Placing Blame Graffagnino Sr. places the bulk of the responsibility for last August’s fire on the L.M.D.C. He is suing them, along with the city, Department of Buildings, Fire Department, contractor Bovis Lend Lease and subcontractor John Galt Corp. Beddia’s family filed a similar civil suit. Both suits are on hold while the district attorney investigates criminal charges. Graffagnino said the district attorney was supposed to do indictments this summer but now pushed them to September or October. A source told Downtown Express that the grand jury has the month of August off and intends to wrap up the indictments when they return in September. Meanwhile, Graffagnino is getting impatient.
“People should go to jail for this,” Graffagnino said. “Hitting a millionaire with a fine is [B.S.]. You were [behind] this, you could have stopped it. You should pay.”
Crocco, Beddia’s sister, added that she doesn’t know if the indictments will make her feel any better, but it’s important to hold people accountable and punish them for what happened.
Alicia Maxey Greene, spokesperson for the D.A., would say only, “The investigation is continuing.”
The Uniformed Firefighters’ Association released a statement to Downtown Express saying they have full confidence in the D.A.’s investigation. The Uniformed Fire Officers Association released a similar statement saying Graffagnino and Beddia deserve a thorough investigation of what went wrong and who was at fault.
Community Board 1 passed a resolution several years ago warning the L.M.D.C. about John Galt Corp., but the L.M.D.C. ignored the warning. After the fire, C.B. 1 submitted the resolution to the D.A.’s office, hoping to make the case that the L.M.D.C. was negligent in hiring John Galt since the L.M.D.C. had reason to believe the subcontractor was unfit for the job, a senior C.B. 1 official said.
A source briefed on the D.A. investigation told Downtown Express last year that while the criminal investigation is taking precedence, the D.A. plans to release a report citing the non-criminal government mistakes that led to the fatal fire.
L.M.D.C. chairperson Avi Schick declined to comment for this story.
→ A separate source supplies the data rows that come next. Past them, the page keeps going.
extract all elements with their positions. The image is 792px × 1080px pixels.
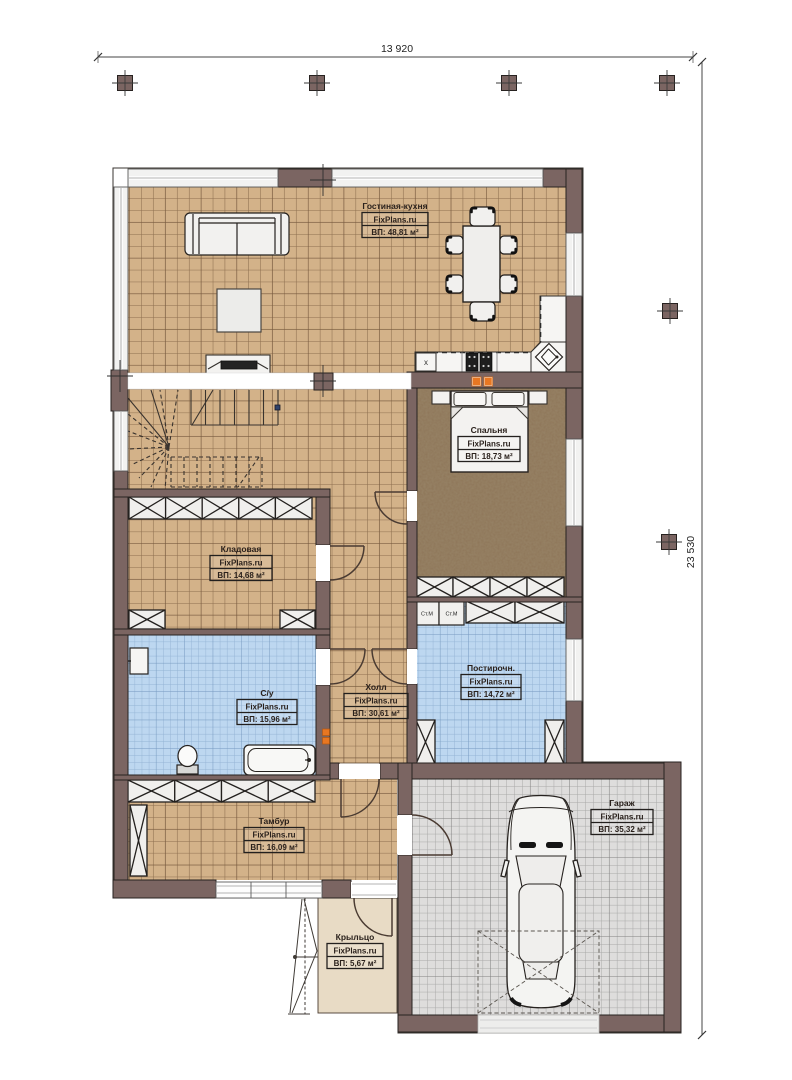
- svg-text:Ст.М: Ст.М: [446, 612, 458, 618]
- svg-text:ВП: 5,67 м²: ВП: 5,67 м²: [334, 959, 377, 968]
- svg-text:FixPlans.ru: FixPlans.ru: [467, 440, 510, 449]
- svg-text:Ст.М: Ст.М: [421, 612, 433, 618]
- svg-text:FixPlans.ru: FixPlans.ru: [219, 559, 262, 568]
- svg-text:FixPlans.ru: FixPlans.ru: [373, 216, 416, 225]
- svg-text:Гостиная-кухня: Гостиная-кухня: [362, 201, 427, 211]
- svg-text:FixPlans.ru: FixPlans.ru: [252, 831, 295, 840]
- svg-text:Гараж: Гараж: [609, 798, 635, 808]
- svg-text:FixPlans.ru: FixPlans.ru: [245, 703, 288, 712]
- svg-text:ВП: 30,61 м²: ВП: 30,61 м²: [352, 709, 400, 718]
- svg-text:23 530: 23 530: [685, 536, 697, 568]
- svg-text:FixPlans.ru: FixPlans.ru: [354, 697, 397, 706]
- svg-text:FixPlans.ru: FixPlans.ru: [469, 678, 512, 687]
- svg-text:ВП: 14,72 м²: ВП: 14,72 м²: [467, 690, 515, 699]
- svg-text:ВП: 18,73 м²: ВП: 18,73 м²: [465, 452, 513, 461]
- svg-text:FixPlans.ru: FixPlans.ru: [600, 813, 643, 822]
- svg-text:FixPlans.ru: FixPlans.ru: [333, 947, 376, 956]
- svg-text:Тамбур: Тамбур: [259, 816, 290, 826]
- svg-text:Холл: Холл: [365, 682, 386, 692]
- svg-text:ВП: 14,68 м²: ВП: 14,68 м²: [217, 571, 265, 580]
- svg-text:ВП: 35,32 м²: ВП: 35,32 м²: [598, 825, 646, 834]
- svg-text:С/у: С/у: [260, 688, 274, 698]
- svg-text:13 920: 13 920: [381, 43, 413, 55]
- svg-text:Спальня: Спальня: [471, 425, 508, 435]
- svg-text:Кладовая: Кладовая: [221, 544, 262, 554]
- svg-text:Крыльцо: Крыльцо: [336, 932, 375, 942]
- svg-text:ВП: 15,96 м²: ВП: 15,96 м²: [243, 715, 291, 724]
- svg-text:x: x: [424, 358, 428, 367]
- svg-text:ВП: 16,09 м²: ВП: 16,09 м²: [250, 843, 298, 852]
- svg-text:Постирочн.: Постирочн.: [467, 663, 515, 673]
- svg-text:ВП: 48,81 м²: ВП: 48,81 м²: [371, 228, 419, 237]
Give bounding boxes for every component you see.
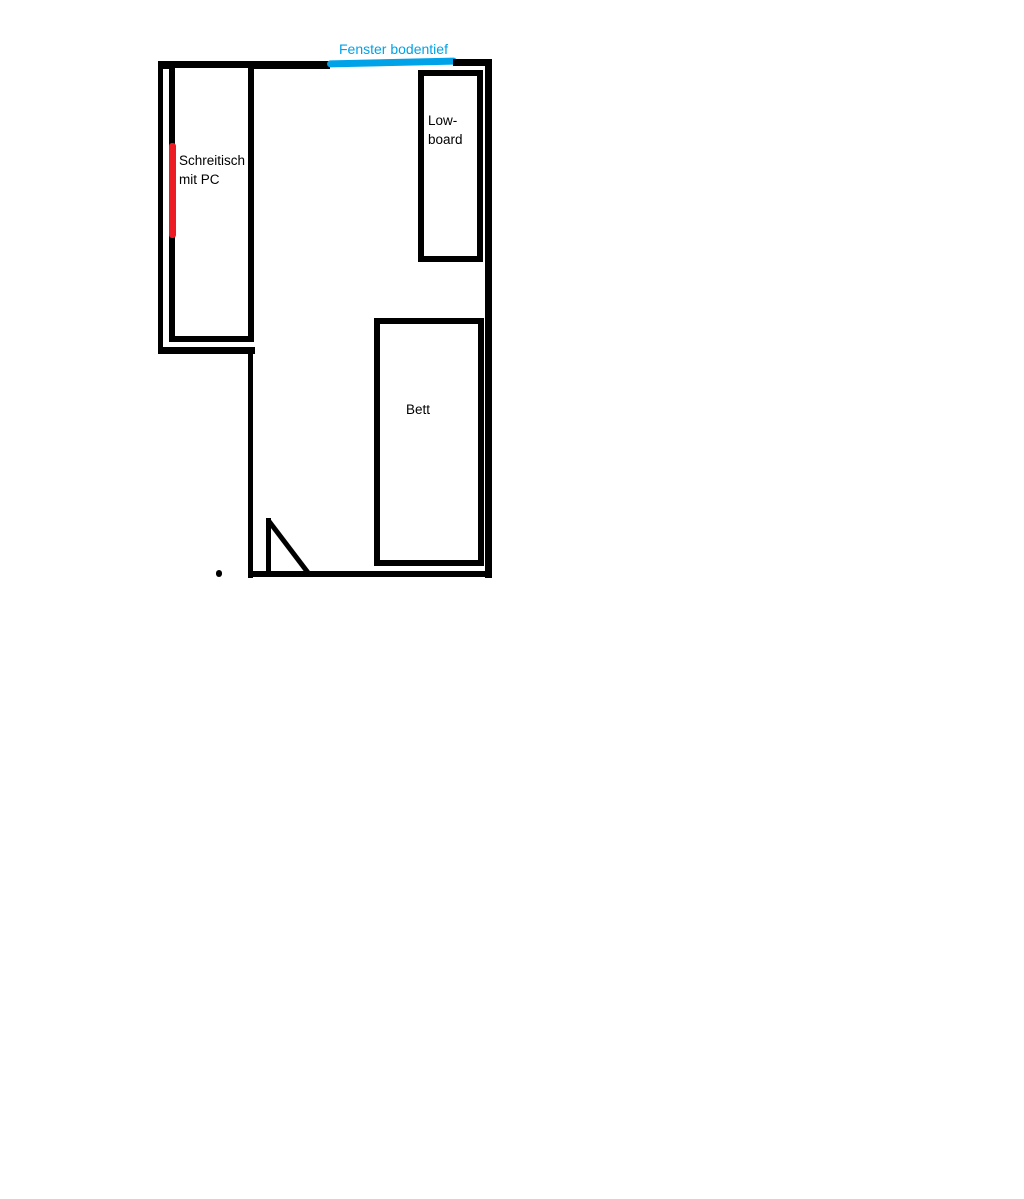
desk-rectangle — [169, 62, 254, 342]
bottom-wall — [248, 571, 492, 577]
lowboard-label-line1: Low- — [428, 111, 463, 130]
lowboard-label: Low- board — [428, 111, 463, 149]
floorplan-canvas: Fenster bodentief Schreitisch mit PC Low… — [0, 0, 1024, 1199]
lowboard-rectangle — [418, 70, 483, 262]
lowboard-label-line2: board — [428, 130, 463, 149]
desk-label: Schreitisch mit PC — [179, 151, 245, 189]
right-wall — [485, 59, 492, 578]
outer-left-wall-bottom — [158, 347, 255, 354]
window-label: Fenster bodentief — [339, 41, 448, 57]
bed-rectangle — [374, 318, 484, 566]
door-leaf-line — [266, 518, 271, 574]
bed-label: Bett — [406, 400, 430, 419]
desk-label-line1: Schreitisch — [179, 151, 245, 170]
desk-label-line2: mit PC — [179, 170, 245, 189]
pc-marker-line — [169, 143, 176, 238]
floor-window-line — [327, 58, 457, 68]
outer-left-wall — [158, 61, 163, 353]
door-swing-diagonal — [0, 0, 1024, 1199]
reference-dot — [216, 570, 222, 577]
inner-left-wall — [248, 347, 253, 578]
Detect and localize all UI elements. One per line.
Graffagnino Sr. designs telecommunications systems for a living, and after the fire he decided to apply his work to communications between firefighters in a burning building and the commander back on the truck. Graffagnino invented the idea of computer chips that track firefighters, sending information about the firefighter’s location and the amount of oxygen left in his tank to the commander via radio waves. If the Fire Department can overlay that information on the Buildings Department’s digital blueprints of buildings, then the commander can guide firefighters toward exits from the safety of the truck.
Several firehouses in Queens and the Bronx are testing the radio wave technology, and Graffagnino said he’s gotten a positive response from the Fire Department.
“It definitely would have saved his life,” Graffagnino said of the new technology helping his son. “The first fireman that lives because of this, I want to be there.”